Minors’ Suit Over Facebook Credits Continues – I.B. v. Facebook
This is a lawsuit over minors’ purchase of Facebook credits. The court only partially granted Facebook’s motion to dismiss on the first go-around, and on the second go-around does the same. (Previous post: Minors’ Suit Over Facebook Credits Survives in Part – I.B. v. Facebook.)
Standing: Facebook reiterated its argument that plaintiffs lack Article III standing but the court rejects the argument again for largely the same reasons. A claimed violation of the minors’ statutory right to disaffirm agreements they entered into is sufficient to confer standing. Facebook cited to Edwards v. First American for the proposition only certain types of statutory violations support standing, but the court says this reads Edwards too narrowly.
Disaffirmance: On the merits, Facebook argued that the minors could not disaffirm the contracts to purchase credits because they continued to use Facebook and thus continued to avail themselves of the benefits of the agreement. Facebook also pointed to provisions in its current terms of service that shifted responsibility for any purchases to the minors and their parents. The court rejects this argument for several reasons. First, it’s unclear from the face of the complaint that the minors continue to use Facebook. Second, the terms cited by Facebook were not in effect at the time the minors were said to have made the purchases. The terms were revised after 2011, the date the purchases were made, and the court says there’s a reasonable dispute about whether the plaintiffs even viewed the revised terms. Finally, the court says that the minors are seeking to disaffirm a discrete transaction, so their continued use of the site is not dispositive.
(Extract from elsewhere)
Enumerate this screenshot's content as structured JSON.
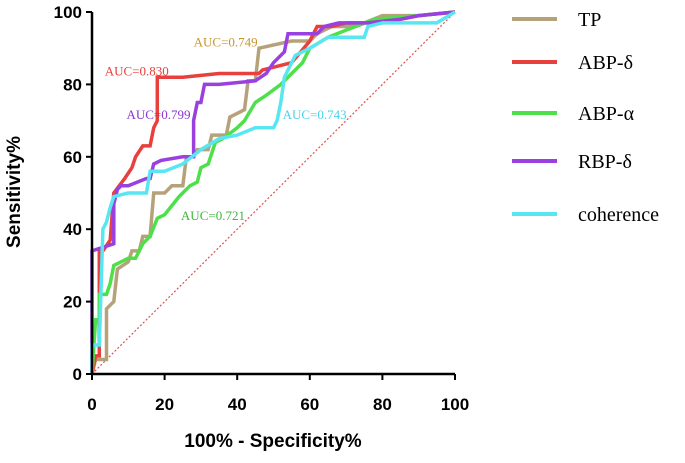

EFTA-based causes of action: One of the named plaintiffs brought claims under the Electronic Funds Transfer Act. The first provision mandated certain types of disclosures, and the second set forth limits on a consumer’s liability for certain unauthorized transfers. The court says neither of these claims work because they both rely on provisions that apply to “financial institutions,” and Facebook does not fit the definition.
Unfair competition (UCL) claims: The court previously allowed part of the claims under California’s unfair competition statute to proceed. However, this time, Facebook raises a standing argument and the court agrees. The minor plaintiffs did not use their own money to purchase the credits, and their request to disaffirm the agreement does not allege any economic harm to them. The minor plaintiffs thus do not have standing under the UCL. The adult plaintiffs also do not have standing under the UCL:
The losses they suffered derive, at bottom, from the unauthorized use of their credit cards by the minor Plaintiffs.
The court whittles down the lawsuit significantly, but the core part of the lawsuit—the claims based on uncertainty around treatment of agreements entered into by minors—survives. The ruling does not break any new ground, save for the EFTA ruling, which adds some clarity to the obligations of entities who traffic in virtual currency, such as Facebook. In any event, the case continues to be a thorn in Facebook’s side. This summer Apple settled claims based on minors’ in-app purchases. It’s unclear whether this ruling changes things and will spur a similar settlement.
Eric’s Comments: In addition to the legally vexing issue of kids making Internet purchases, there are a couple of oddities about this opinion. First, the court says Facebook isn’t a “financial institution.” That may be correct under the EFTA’s statutory definition of the term, but in the lay sense of the term, there’s no doubt Facebook credits are a form of digital currency. It might be a good example of the definitional difficulties distinguishing the borders of a “financial institution.”
Second, the court’s UCL discussion seems to set up a Catch-22. The kids made the purchase with their parent’s money. This means the kids made the purchase but didn’t lose money because it was their parents’ money, and the parents lost money but didn’t make the purchase–so no one has standing under the UCL? It almost seems like an only-an-argument-a-lawyer-could-make that’s too clever by half, but it worked here.